Dans son cabinet de Tel Aviv, le psychanalyste Carlo Strenger voit avec stupeur défiler des patients «en souffrance, terrifiés par l'insignifiance». Avec au fond, la même interrogation angoissée: «Combien tu m'aimes?» «La propagation du capitalisme global et la frénésie de quantification et de classification ont débouché sur ce que j'appelle la “Bourse globale du Moi” avec pour résultat la cote individuelle», explique l'auteur de La Peur de l'insignifiance nous rend fous (Belfond). Terrifiant tableau que celui de l'«Homo globalis», devenu «le portefeuille de lui-même, une marchandise dont la valeur du jour dépend d'une myriade de facteurs que, pour la plupart, nous ne maîtrisons pas».

Concurrence permanente

«Puisque ces mystères nous dépassent, feignons d'en être l'instigateur», conseillait, matois, Jean Cocteau. Serait-ce le parti-pris des salariés français? L'essai de Bénédicte Vidaillet, maître de conférences à l'université de Lille-I et psychanalyste, Evaluez-moi (Seuil) part d'un surprenant constat. «Si les salariés sont très critiques vis-à-vis de l'évaluation en entreprise, ils en sont, dans le même temps, de plus en plus demandeurs», remarque-t-elle.

Comme Carlo Strenger, elle voit s'allonger sur son divan «de plus en plus de patients englués dans un système de comparaison anxieuse qui fait mal». Pourquoi tendre ainsi la corde pour se faire pendre? «A la fois, on veut être évalué, dans une démarche très narcissique, et on veut que l'autre soit évalué, afin de rétablir - croit-on - une forme de justice dans l'entreprise, ce qui est illusoire. On veut aussi devenir l'évaluateur, fort de cette croyance contemporaine généralisée qui veut que chacun puisse s'exprimer sur n'importe quoi et n'importe qui». Dès lors, la vie professionnelle se métamorphose en «série de séquences de concurrence permanente, où, à l'instar d'un joueur de casino, on pense toujours pouvoir se refaire au coup prochain».

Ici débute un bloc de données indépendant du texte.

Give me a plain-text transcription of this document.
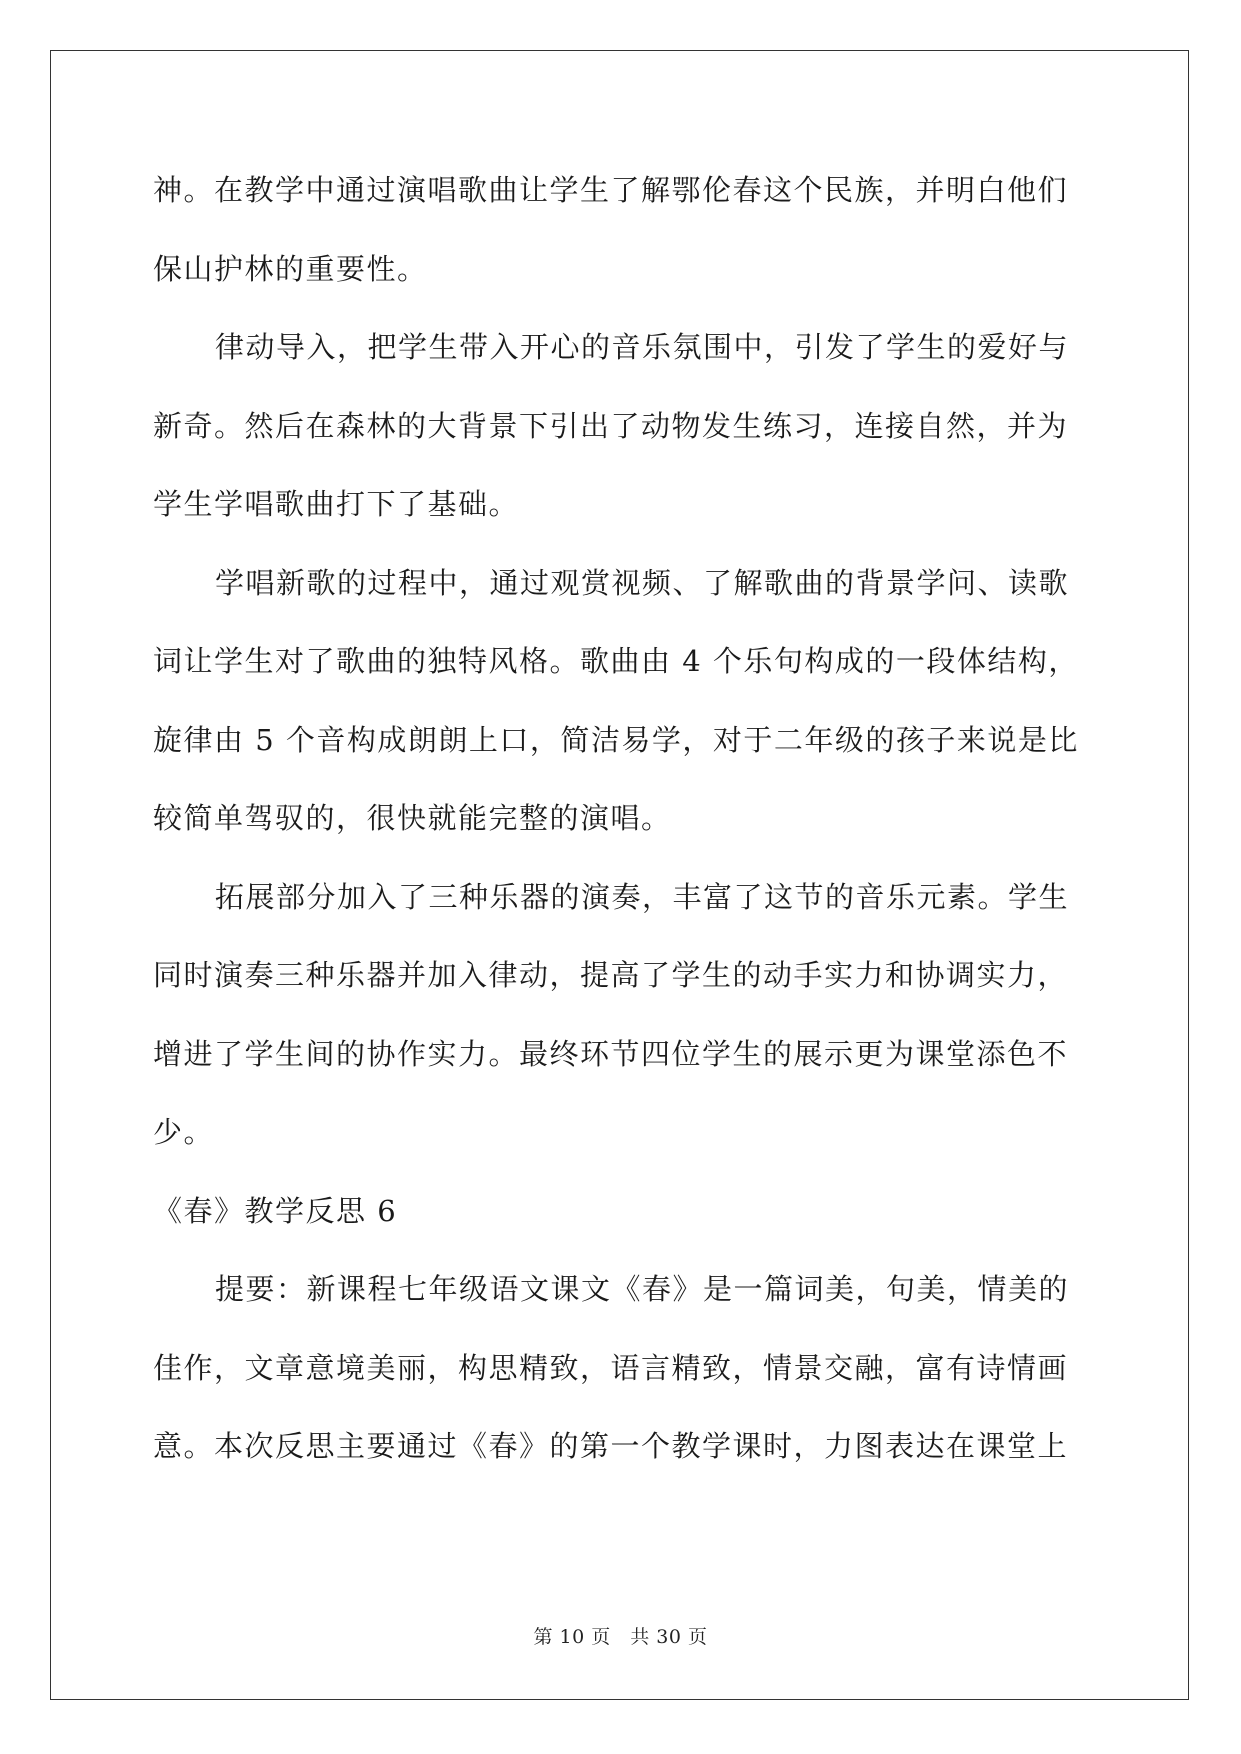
神。在教学中通过演唱歌曲让学生了解鄂伦春这个民族，并明白他们
保山护林的重要性。
律动导入，把学生带入开心的音乐氛围中，引发了学生的爱好与
新奇。然后在森林的大背景下引出了动物发生练习，连接自然，并为
学生学唱歌曲打下了基础。
学唱新歌的过程中，通过观赏视频、了解歌曲的背景学问、读歌
词让学生对了歌曲的独特风格。歌曲由 4 个乐句构成的一段体结构，
旋律由 5 个音构成朗朗上口，简洁易学，对于二年级的孩子来说是比
较简单驾驭的，很快就能完整的演唱。
拓展部分加入了三种乐器的演奏，丰富了这节的音乐元素。学生
同时演奏三种乐器并加入律动，提高了学生的动手实力和协调实力，
增进了学生间的协作实力。最终环节四位学生的展示更为课堂添色不
少。
《春》教学反思 6
提要：新课程七年级语文课文《春》是一篇词美，句美，情美的
佳作，文章意境美丽，构思精致，语言精致，情景交融，富有诗情画
意。本次反思主要通过《春》的第一个教学课时，力图表达在课堂上
第 10 页　共 30 页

Jusqu'où ira cette course de vitesse? Pas de panique, le monitoring de soi de tous les instants n'aura sans doute qu'un temps. «On a tendance à démoniser chaque nouveauté. Or, soit on devient esclave, soit on apprend à devenir maîtres de ces nouveaux outils», rappelle Carlo Strenger. Il est vrai que les internautes se sont progressivement auto-éduqués: tout comme ils sont devenus méfiants envers Facebook, ou que d'ex-accros pratiquent la déconnexion volontaire. Dans la mesure de soi aussi, il s'agit d'être mesuré.


Encadré

 

«The Circle», cercle vicieux horrifique

 

Il était une fois «The Circle», start-up mélange de Google, Facebook, Twitter et Paypal. Son système Tru You a aboli l'anonymat et unifié tous les services sur le Net. Les membres de ce meta-réseau social ont une seule identité, et y rassemblent l'ensemble de leurs données issues des réseaux sociaux, leurs données bancaires... L'héroïne, Mae Holland, jeune salariée de The Circle, se voit obligée de porter des appareils qui surveillent sa santé et ses émotions, d'actualiser constamment son statut sur les réseaux sociaux... Le récit d'anticipation devient horrifique. La dystopie de Dave Eggers (ed. Mc Sweeney's, 2013, pas encore publié en France) imagine un nouveau 1984, fondé sur la fin du secret, de l'anonymat et de l'intime, et la dictature des réseaux sociaux, où les gens partagent entre eux, sans intermédiaire, et votent d'une simple pression sur écran tactile. C. C.